Professor Friedman concludes with a clear and compelling statement:
"Market failure indeed exists on ordinary private markets, and prevents them from reaching the ideal result; but it not only exists, but is endemic, on political markets. Market failure is really coming because I'm taking an action in which a sizeable part of the cost or benefit is going to other people. If you think about the markets on which political decisions are made - the market where we elect politicians, or the market where politicians trade favours and such - almost every case, the people making the decisions are bearing a negligible fraction of the cost or receiving a negligible fraction of the benefit... If what you're considering is, 'Should the production of food, automobiles, schooling or anything else, be handled by a private market or by the government?,' the logic of this argument is that market failure will result in both doing a less than perfect job, but it is likely to have much more serious problems for the political option."

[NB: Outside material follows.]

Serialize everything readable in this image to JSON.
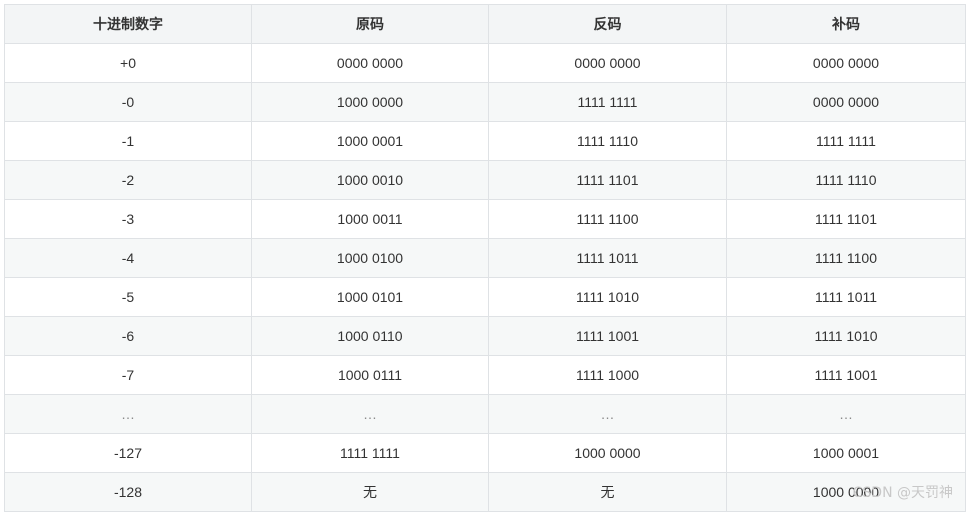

Following the main talk, there is a wide-ranging questions session, taking in topics as diverse as pirate democracy, life extension, nanotechnology, selling citizenships, private law enforcement, Saga-period Iceland, direct democracy, the psychology of voting, Sarah Palin, prayer and Usenet (to the latter of which Professor Friedman is a prolific contributor).

One particular remark from the questions is memorable for its sense of proportion:
"As catastrophes go, global warming is a pretty wimpy catastrophe. Global warming, on current estimates, in 100 years, is going to raise sea levels by a foot or two, and raise the temperature of the earth by about 3 degrees centigrade... That could be bad for some people - it might even be bad on net, we don't really know. It could be good for some people, certainly bad for some. [gestures to his new book, Future Imperfect] I've got three different technologies that could wipe out our species in less than 100 years."

2 comments:

_ said...

Thanks for posting this!

Seienchan said...

Wow, I'd forgotten how enjoyable this talk was! Should have got our conversation on Objectivism beforehand though; that was fun.